Doubleline Capital's Gundlach Says We Have Seen Peak For This Cycle In Longer-Term Bond Yields And Probably Fed Funds
Portfolio Pulse from Benzinga Newsdesk
Doubleline Capital's Jeffrey Gundlach stated in a CNBC interview that he believes we have seen the peak for this cycle in longer-term bond yields and probably the Federal Reserve's funds rate.
June 12, 2024 | 7:45 pm
News sentiment analysis
Sort by:
Ascending
NEUTRAL IMPACT
Gundlach's statement on the peak of bond yields and Fed funds rate could impact the SPDR S&P Bank ETF (KBE) as it is sensitive to interest rate changes.
KBE, being an ETF focused on banks, is sensitive to interest rate changes. Gundlach's statement suggests stability in rates, which could be neutral for KBE in the short term.
CONFIDENCE 80
IMPORTANCE 70
RELEVANCE 50
NEUTRAL IMPACT
The SPDR S&P Regional Banking ETF (KRE) might be affected by Gundlach's comments on bond yields and Fed funds rate, given its exposure to regional banks.
KRE, focusing on regional banks, is also sensitive to interest rate changes. Gundlach's statement implies a stable rate environment, which could be neutral for KRE in the short term.
CONFIDENCE 80
IMPORTANCE 70
RELEVANCE 50
NEUTRAL IMPACT
Gundlach's view on the peak of bond yields and Fed funds rate could influence the SPDR S&P 500 ETF (SPY), as interest rates impact the broader market.
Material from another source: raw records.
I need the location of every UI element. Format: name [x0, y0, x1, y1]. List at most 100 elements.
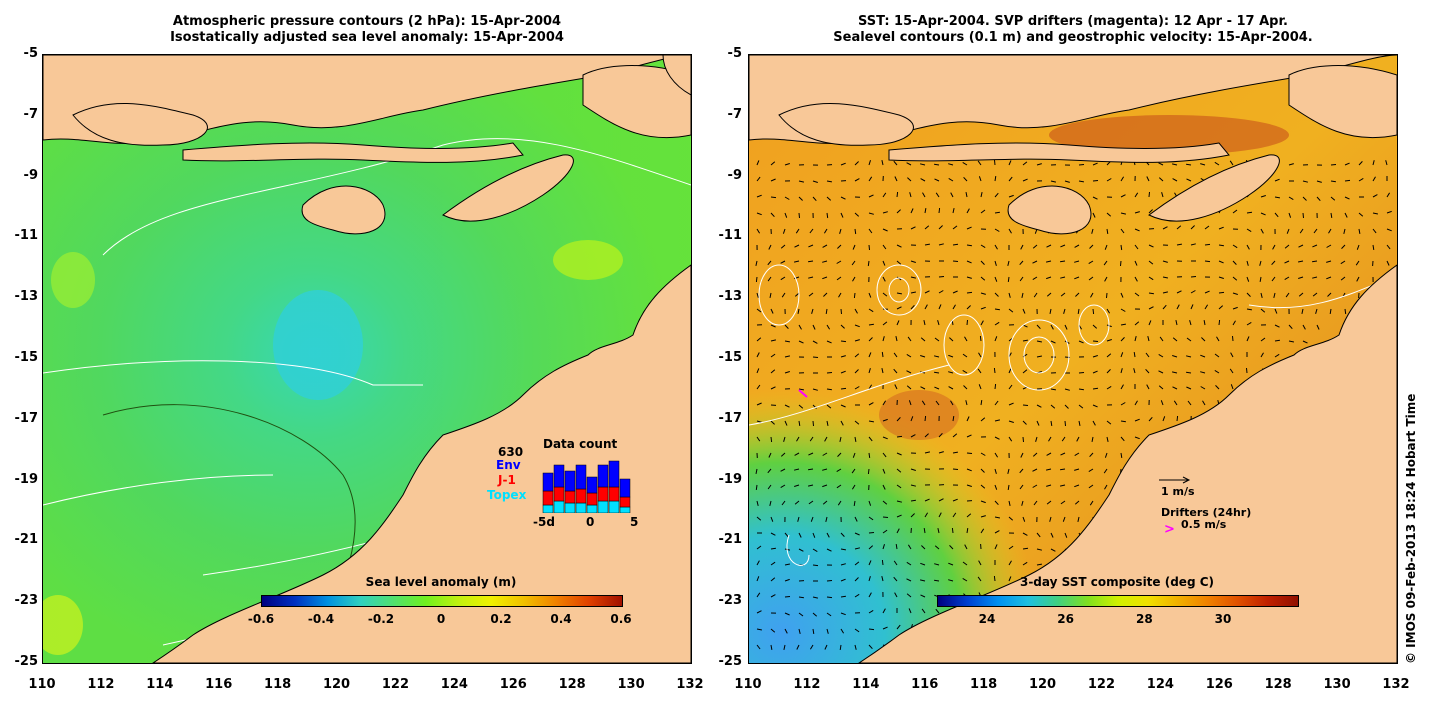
velocity-vector [966, 434, 972, 438]
velocity-vector [1074, 500, 1080, 505]
velocity-vector [896, 292, 902, 295]
velocity-vector [1104, 484, 1108, 490]
velocity-vector [851, 260, 856, 266]
histogram-bar [564, 502, 576, 513]
velocity-vector [1106, 212, 1112, 217]
velocity-vector [1048, 436, 1052, 442]
velocity-vector [882, 436, 888, 440]
velocity-vector [1246, 260, 1249, 266]
velocity-vector [966, 513, 972, 518]
high-anomaly-blob-west [51, 252, 95, 308]
velocity-vector [854, 547, 861, 550]
velocity-vector [780, 276, 786, 281]
velocity-vector [770, 420, 775, 425]
velocity-vector [826, 324, 831, 330]
velocity-vector [1200, 163, 1206, 166]
velocity-vector [950, 192, 954, 198]
velocity-vector [812, 388, 818, 391]
velocity-vector [1326, 244, 1332, 248]
velocity-vector [868, 516, 874, 521]
velocity-vector [784, 355, 791, 358]
velocity-vector [979, 335, 982, 342]
velocity-vector [812, 628, 815, 634]
velocity-vector [1341, 244, 1346, 249]
velocity-vector [919, 163, 926, 166]
velocity-vector [980, 484, 986, 489]
velocity-vector [1092, 308, 1095, 315]
velocity-vector [924, 433, 929, 438]
velocity-vector [920, 355, 926, 358]
velocity-vector [809, 644, 814, 650]
velocity-vector [924, 208, 927, 214]
velocity-vector [910, 499, 916, 502]
histogram-bar [586, 504, 598, 513]
y-tick-label: -19 [718, 471, 743, 487]
velocity-vector [882, 452, 887, 458]
x-tick-label: 116 [911, 677, 939, 692]
velocity-vector [920, 337, 926, 342]
velocity-vector [840, 404, 846, 408]
velocity-vector [896, 320, 900, 326]
left-map[interactable]: Data count 630 Env J-1 Topex -5d 0 5 Sea… [42, 54, 692, 664]
velocity-vector [756, 337, 762, 342]
velocity-vector [1134, 276, 1138, 282]
velocity-vector [994, 292, 999, 297]
velocity-vector [1260, 308, 1266, 313]
velocity-vector [767, 276, 772, 282]
velocity-vector [1074, 260, 1080, 263]
velocity-vector [978, 352, 982, 358]
velocity-vector [770, 353, 776, 358]
velocity-vector [1032, 244, 1038, 249]
velocity-vector [906, 561, 912, 566]
velocity-vector [794, 452, 800, 456]
velocity-vector [853, 292, 856, 299]
velocity-vector [1120, 176, 1125, 182]
velocity-vector [840, 162, 846, 166]
velocity-vector [1285, 292, 1290, 298]
velocity-vector [906, 593, 912, 598]
velocity-vector [1246, 211, 1253, 214]
left-title-line1: Atmospheric pressure contours (2 hPa): 1… [172, 14, 562, 29]
velocity-vector [1036, 324, 1041, 330]
histogram-bar [542, 504, 554, 513]
velocity-vector [1218, 226, 1224, 230]
velocity-vector [756, 160, 760, 166]
velocity-vector [1204, 243, 1211, 246]
velocity-vector [896, 500, 903, 503]
velocity-vector [1060, 468, 1066, 471]
velocity-vector [1019, 260, 1024, 266]
land-lesser-sunda [182, 142, 524, 163]
velocity-vector [1189, 320, 1192, 326]
velocity-vector [1158, 162, 1164, 166]
velocity-vector [868, 368, 871, 374]
velocity-vector [1022, 339, 1028, 342]
velocity-vector [784, 612, 790, 616]
velocity-vector [1302, 324, 1306, 330]
velocity-vector [1185, 355, 1192, 358]
velocity-vector [1313, 228, 1318, 234]
velocity-vector [924, 415, 927, 422]
velocity-vector [810, 516, 814, 522]
velocity-vector [1106, 420, 1112, 425]
right-map[interactable]: > 1 m/s Drifters (24hr) 0.5 m/s 3-day SS… [748, 54, 1398, 664]
velocity-vector [793, 260, 800, 263]
velocity-vector [963, 385, 968, 390]
velocity-vector [1145, 368, 1150, 374]
velocity-vector [1120, 420, 1126, 423]
velocity-vector [1187, 400, 1192, 406]
right-colorbar [937, 595, 1299, 607]
velocity-vector [770, 644, 773, 650]
velocity-vector [1036, 163, 1042, 166]
velocity-vector [1386, 210, 1392, 214]
velocity-vector [840, 370, 846, 374]
velocity-vector [868, 560, 872, 566]
velocity-vector [1372, 228, 1377, 234]
low-anomaly-blob [273, 290, 363, 400]
velocity-vector [1344, 179, 1351, 182]
velocity-vector [966, 291, 973, 294]
histogram-bar [586, 492, 598, 506]
velocity-vector [1092, 180, 1099, 182]
velocity-vector [1284, 260, 1290, 264]
velocity-vector [966, 260, 972, 264]
colorbar-tick-label: -0.2 [367, 612, 395, 626]
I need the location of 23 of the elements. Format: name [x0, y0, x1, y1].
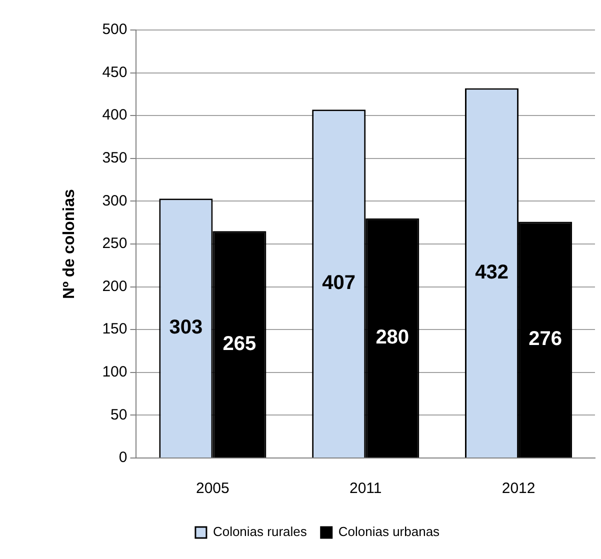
y-tick-label: 100 — [102, 364, 128, 381]
legend-label: Colonias rurales — [212, 524, 308, 540]
y-tick-label: 250 — [102, 235, 128, 252]
y-tick-label: 300 — [102, 192, 128, 210]
x-tick-label: 2011 — [349, 480, 382, 498]
y-tick-label: 450 — [102, 64, 128, 81]
y-axis-title: Nº de colonias — [61, 188, 78, 299]
data-label: 265 — [222, 332, 256, 355]
y-tick-label: 150 — [102, 320, 128, 338]
y-tick-label: 350 — [102, 150, 128, 167]
data-label: 280 — [376, 326, 410, 348]
y-tick-label: 200 — [102, 278, 128, 295]
y-tick-label: 500 — [102, 21, 128, 38]
legend-label: Colonias urbanas — [338, 524, 440, 540]
data-label: 303 — [169, 316, 203, 339]
data-label: 276 — [528, 328, 562, 350]
x-tick-label: 2005 — [196, 480, 230, 498]
y-tick-label: 50 — [110, 406, 128, 424]
y-tick-label: 400 — [102, 106, 128, 124]
y-tick-label: 0 — [118, 449, 128, 466]
data-label: 407 — [322, 272, 356, 294]
data-label: 432 — [475, 261, 508, 284]
x-tick-label: 2012 — [502, 480, 536, 498]
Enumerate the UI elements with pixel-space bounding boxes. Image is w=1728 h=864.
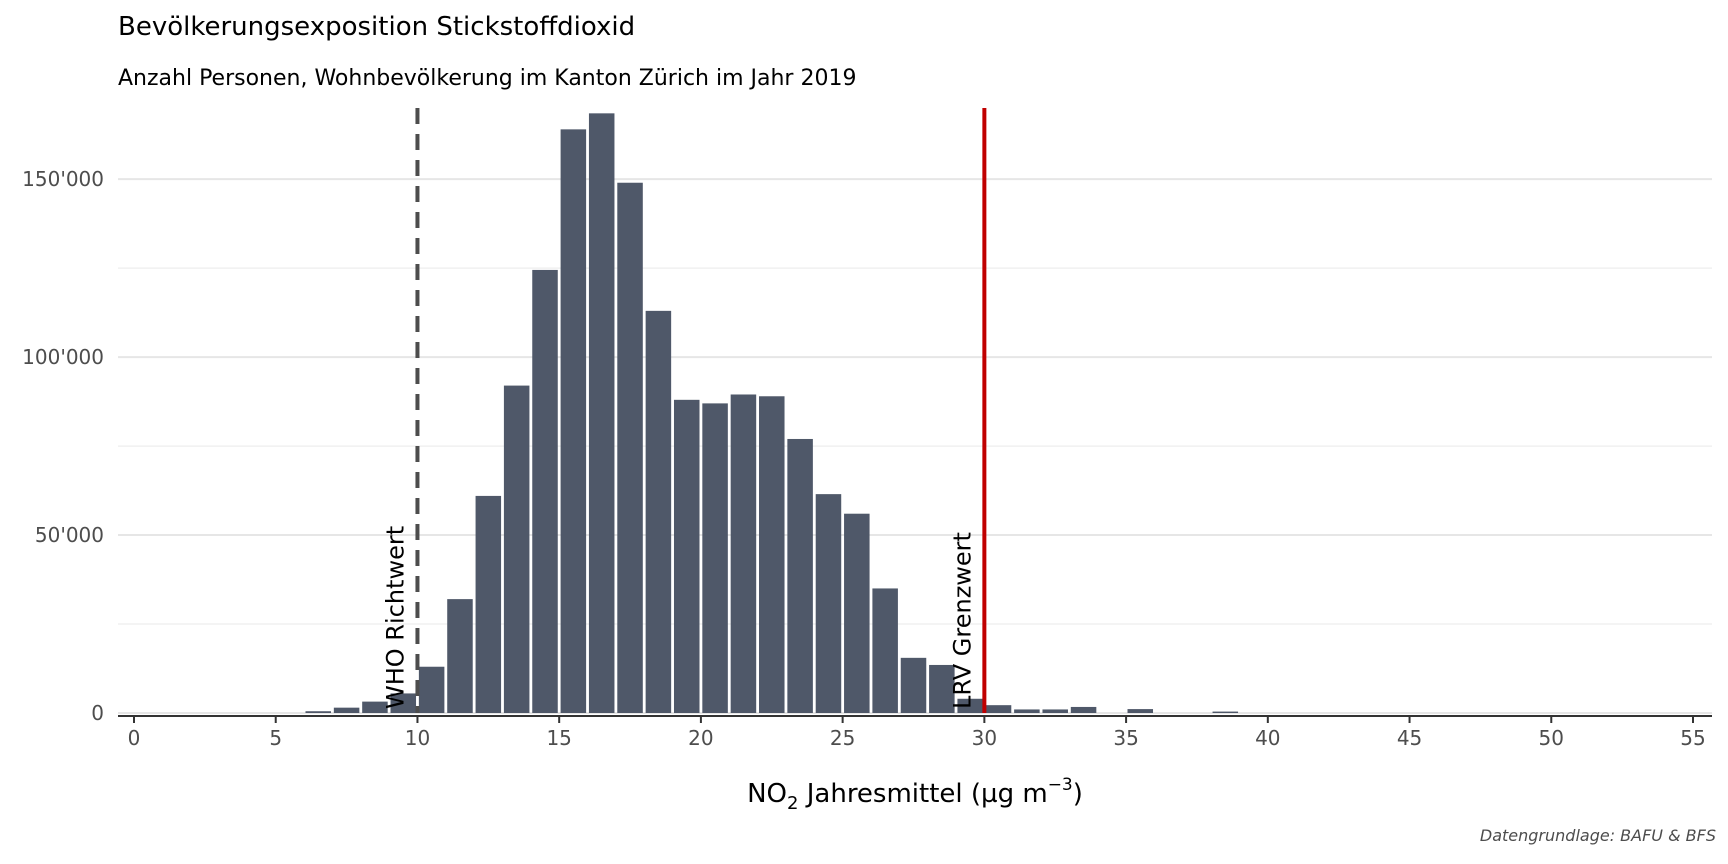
histogram-bar	[503, 385, 530, 713]
histogram-bar	[645, 310, 672, 713]
histogram-bar	[673, 399, 700, 713]
x-tick-label: 55	[1680, 726, 1705, 750]
histogram-bar	[1212, 711, 1239, 713]
bars	[305, 113, 1239, 714]
x-tick-label: 0	[128, 726, 141, 750]
histogram-bar	[900, 657, 927, 713]
x-tick-label: 50	[1539, 726, 1564, 750]
histogram-bar	[1127, 709, 1154, 713]
histogram-bar	[730, 394, 757, 713]
chart-title: Bevölkerungsexposition Stickstoffdioxid	[118, 12, 636, 42]
histogram-bar	[1042, 709, 1068, 713]
x-tick-label: 45	[1397, 726, 1422, 750]
histogram-bar	[588, 113, 615, 713]
grid-lines	[118, 178, 1712, 714]
x-tick-label: 15	[546, 726, 571, 750]
histogram-bar	[333, 707, 360, 713]
histogram-bar	[759, 396, 785, 713]
histogram-bar	[532, 269, 558, 713]
histogram-bar	[560, 129, 587, 714]
histogram-bar	[702, 403, 728, 713]
x-tick-label: 5	[269, 726, 282, 750]
histogram-bar	[957, 698, 983, 713]
histogram-bar	[929, 664, 955, 713]
histogram-bar	[844, 513, 870, 713]
x-tick-label: 20	[688, 726, 713, 750]
x-tick-label: 10	[405, 726, 430, 750]
lrv-limit-label: LRV Grenzwert	[948, 532, 976, 709]
who-guideline-label: WHO Richtwert	[381, 526, 409, 709]
reference-lines: WHO Richtwert LRV Grenzwert	[381, 108, 987, 713]
histogram-bar	[305, 711, 332, 713]
y-tick-label: 100'000	[22, 345, 104, 369]
x-tick-label: 30	[972, 726, 997, 750]
histogram-bar	[475, 495, 502, 713]
axes: 0 5 10 15 20 25 30 35 40 45 50 55 0 50'000 100'000 150'…	[22, 167, 1712, 750]
histogram-bar	[985, 705, 1012, 713]
histogram-bar	[872, 588, 898, 713]
x-tick-label: 35	[1113, 726, 1138, 750]
x-tick-label: 40	[1255, 726, 1280, 750]
x-axis-title: NO2 Jahresmittel (µg m−3)	[747, 775, 1083, 814]
x-tick-label: 25	[830, 726, 855, 750]
histogram-bar	[815, 494, 842, 713]
y-tick-label: 50'000	[35, 523, 104, 547]
histogram-bar	[362, 701, 388, 713]
y-tick-label: 0	[91, 701, 104, 725]
histogram-bar	[390, 693, 417, 713]
histogram-bar	[447, 599, 473, 713]
histogram-bar	[617, 182, 643, 713]
histogram-bar	[787, 438, 813, 713]
histogram-bar	[1070, 706, 1097, 713]
histogram-bar	[418, 666, 445, 713]
data-source-caption: Datengrundlage: BAFU & BFS	[1479, 826, 1716, 845]
histogram-bar	[1014, 709, 1040, 713]
chart-subtitle: Anzahl Personen, Wohnbevölkerung im Kant…	[118, 66, 857, 91]
y-tick-label: 150'000	[22, 167, 104, 191]
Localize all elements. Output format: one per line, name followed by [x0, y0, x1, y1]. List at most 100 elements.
SPY, representing the S&P 500, is influenced by interest rate changes. Gundlach's statement suggests stability, which could be neutral for SPY in the short term.
CONFIDENCE 80
IMPORTANCE 70
RELEVANCE 50
NEUTRAL IMPACT
The Financial Select Sector SPDR Fund (XLF) could be impacted by Gundlach's comments on bond yields and Fed funds rate, given its focus on the financial sector.
XLF, focusing on the financial sector, is sensitive to interest rate changes. Gundlach's statement implies a stable rate environment, which could be neutral for XLF in the short term.